Женя содрогнулся, но тут же сделал веселое лицо:

— Ну и все дела! А ты испортил все… Что ж, один-то я, конечно, тоже не стану, — рассудительно продолжал он, — неинтересно. Я всегда, как все, против коллектива — никогда! В общем, зря ты струсил!

Он тоже ушел.

С Алешкой осталась одна Лиза, смотревшая на него с состраданием и жалостью.

И Алешка понял, что случившееся оказалось хуже всякой порки, и горько пожалел об этом. Он хотел уже шмыгнуть в палатку, но Лиза остановила его.

— Что же ты, Ленечка? — страдая за него, спросила она. — Они ведь не по злобе, а так, шутейно… Скучно в степи, вот и удумали забаву…

— Хорошенькая забава бить человека! — неуверенно возразил Алешка.

— Да разве это битье?.. Сколько раз уж так баловались, а чтоб больно — никого не били… Так, спытать тебя хотели, а ты заробел. Теперь они еще хуже смеяться станут…

— Ну и пусть! — угрюмо махнул рукой Алешка. — Они и так все время смеются.

— А ты не поддавайся! Смейся сам. А обижаться на артель нельзя. Один в степи не проживешь. Ах ты, господи! Ну с чего это ты такой пужливый? Небось батька ремнем не так лупцевал?

— Меня никогда не били, — пробормотал он.

— Неужто? — простодушно удивилась Лиза. — Да он что у тебя, профессор?

— Почему профессор? Обыкновенный мастер на заводе.

— Ну и ну! — протянула Лиза, разглядывая его как диковинку. — Ну, а сам-то с мальчишками дрался?

Алешка снова с виноватым лицом покачал головой.

— Господи! — с откровенной жалостью воскликнула толстуха. — И бывают же такие!

Из палатки вышел, жуя на ходу кусок хлеба, Илья.

— Пошли, что ль? Начнем бурить! — бросил он на ходу.

Лиза поколебалась.

— А может, одни пока управитесь? Я бы мигом лапши заварила. Есть-то надо.

— Валяй! — буркнул Илья, покосившись на Алешку.

…Кипит кастрюля над паяльной лампой. Лиза, проворно очищая луковицу, наставляет Алешку:

— В мужике хуже всего жадность да робость. Ежели даже и испугаешься — все одно, виду не подавай, потому что тебе, как мужику, задор от природы положен…

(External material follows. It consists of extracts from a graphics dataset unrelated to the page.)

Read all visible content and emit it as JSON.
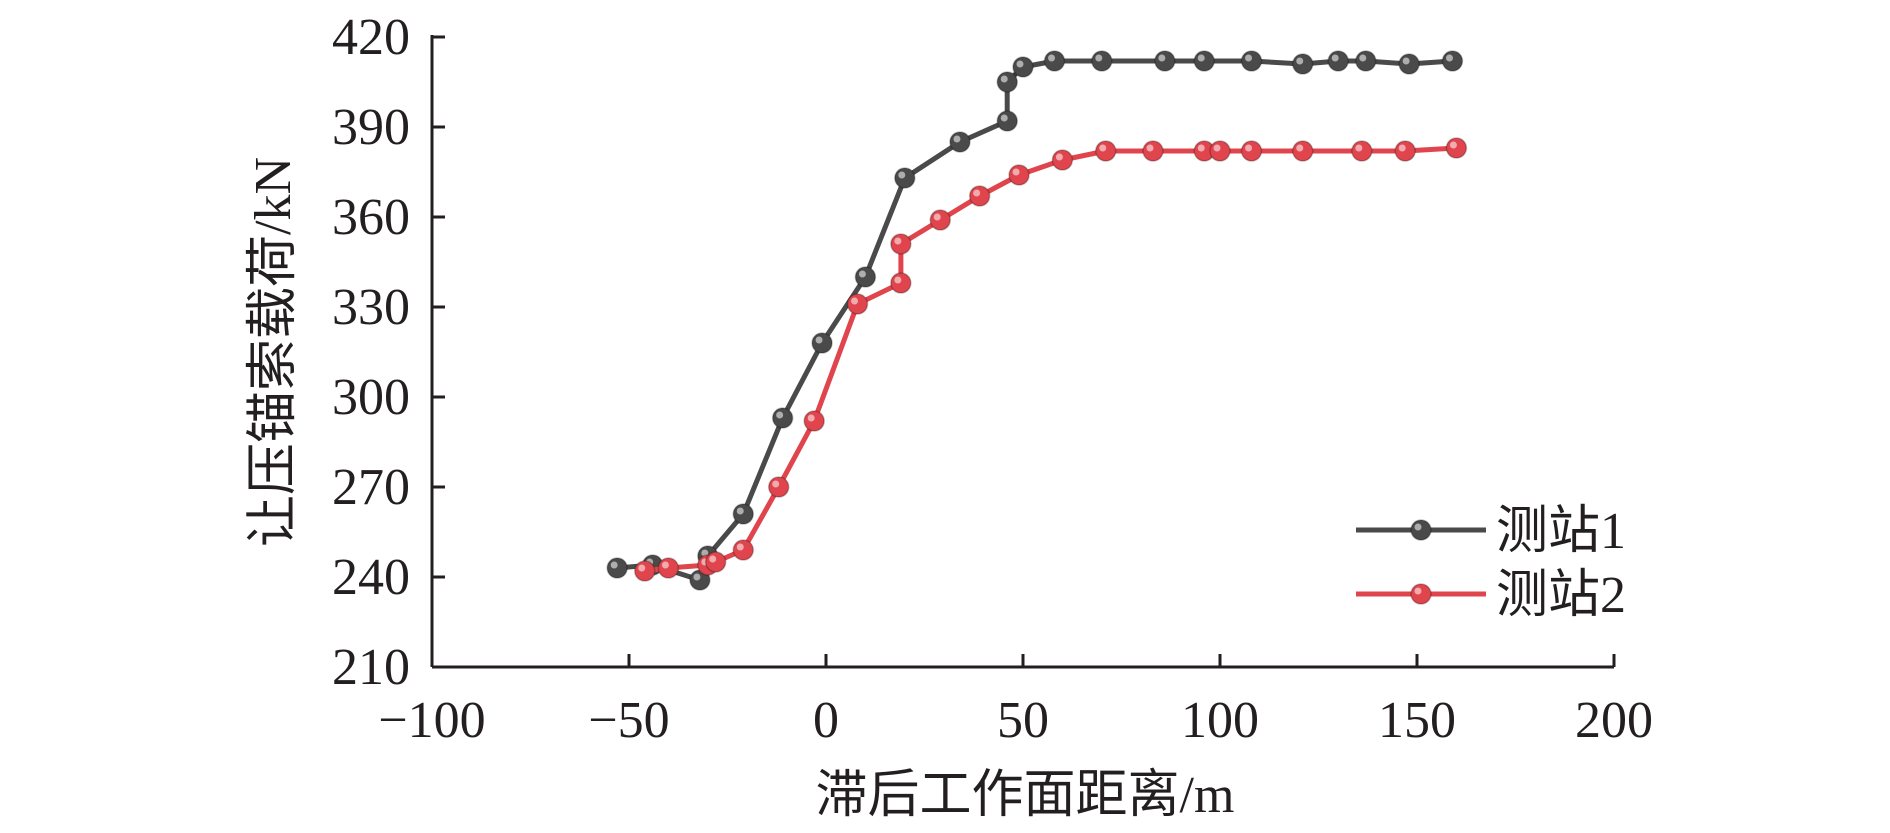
{
  "chart_data": {
    "type": "line",
    "title": "",
    "xlabel": "滞后工作面距离/m",
    "ylabel": "让压锚索载荷/kN",
    "xlim": [
      -100,
      200
    ],
    "ylim": [
      210,
      420
    ],
    "xticks": [
      -100,
      -50,
      0,
      50,
      100,
      150,
      200
    ],
    "xtick_labels": [
      "−100",
      "−50",
      "0",
      "50",
      "100",
      "150",
      "200"
    ],
    "yticks": [
      210,
      240,
      270,
      300,
      330,
      360,
      390,
      420
    ],
    "ytick_labels": [
      "210",
      "240",
      "270",
      "300",
      "330",
      "360",
      "390",
      "420"
    ],
    "grid": false,
    "legend_position": "bottom-right",
    "series": [
      {
        "name": "测站1",
        "color": "#4a4a4a",
        "x": [
          -53,
          -44,
          -32,
          -30,
          -21,
          -11,
          -1,
          10,
          20,
          34,
          46,
          46,
          50,
          58,
          70,
          86,
          96,
          108,
          121,
          130,
          137,
          148,
          159
        ],
        "y": [
          243,
          244,
          239,
          247,
          261,
          293,
          318,
          340,
          373,
          385,
          392,
          405,
          410,
          412,
          412,
          412,
          412,
          412,
          411,
          412,
          412,
          411,
          412
        ]
      },
      {
        "name": "测站2",
        "color": "#e0454d",
        "x": [
          -46,
          -40,
          -30,
          -28,
          -21,
          -12,
          -3,
          8,
          19,
          19,
          29,
          39,
          49,
          60,
          71,
          83,
          96,
          100,
          108,
          121,
          136,
          147,
          160
        ],
        "y": [
          242,
          243,
          244,
          245,
          249,
          270,
          292,
          331,
          338,
          351,
          359,
          367,
          374,
          379,
          382,
          382,
          382,
          382,
          382,
          382,
          382,
          382,
          383
        ]
      }
    ]
  }
}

Она покосилась на Алешку, задумчиво сидевшего, обняв колени, возле кастрюли, и неожиданно полюбопытствовала:

— Ну, а девчонок-то хоть бил в школе?

Алешка улыбнулся:

— Н-нет.

Лиза хмыкнула и снова спросила:

— А собак или кошек там всяких?

Алешка пожал плечами и попытался припомнить хоть что-нибудь героическое в этом роде, но так и не вспомнил.



Шла смена. Николай стоял за рычагами станка. Алешка на помосте.

Доставали керн. Свеча, поднятая лебедкой, быстро взвилась вверх. Алешка, придерживая отверстие внизу, чтобы керн не вывалился, должен был оттащить конец в сторону и уложить трубы на землю. Но у него не хватило сил, и труба воткнулась в помост. Он попытался приподнять ее, но не смог.

Николай снова поднял свечу, и снова, когда стал опускать ее, Алешка не удержал конец, и он воткнулся в землю.

Все больше и больше мрачнея, Николай крикнул Жене, стоявшему неподалеку у тисков, укрепленных на ящике:

— Женька! Помоги!

Женя, с чувством обтачивавший «пулю»[1] напильником, сделал недовольную гримасу и неторопливо направился к ним.

— Если я все время буду бегать туда-сюда то и до вечера «пулю» не сделаю.

— Ладно! И так уже три часа возишься, — оборвал его Николай — Обрадовался, что посачковать можно!

— При чем тут — сачковать? — обиделся Женя. — Я, между прочим, одну зарплату получаю, а не две, и за него работать не желаю. Пускай тогда Алешка делает «пулю», а я тут буду.

Николай молча включил лебедку.

На этот раз свечу благополучно уложили на землю.

Женя тотчас же отошел к своему импровизированному верстаку, а Алешка принялся подключать шланг, чтобы выдавливать керн. Подошел Волков, постучал носком сапога по трубе и коротко бросил:

— Вот что, уложишь керн, поезжай с Аркашкой за водой. Насос у него поломался.

Алешка молча кивнул.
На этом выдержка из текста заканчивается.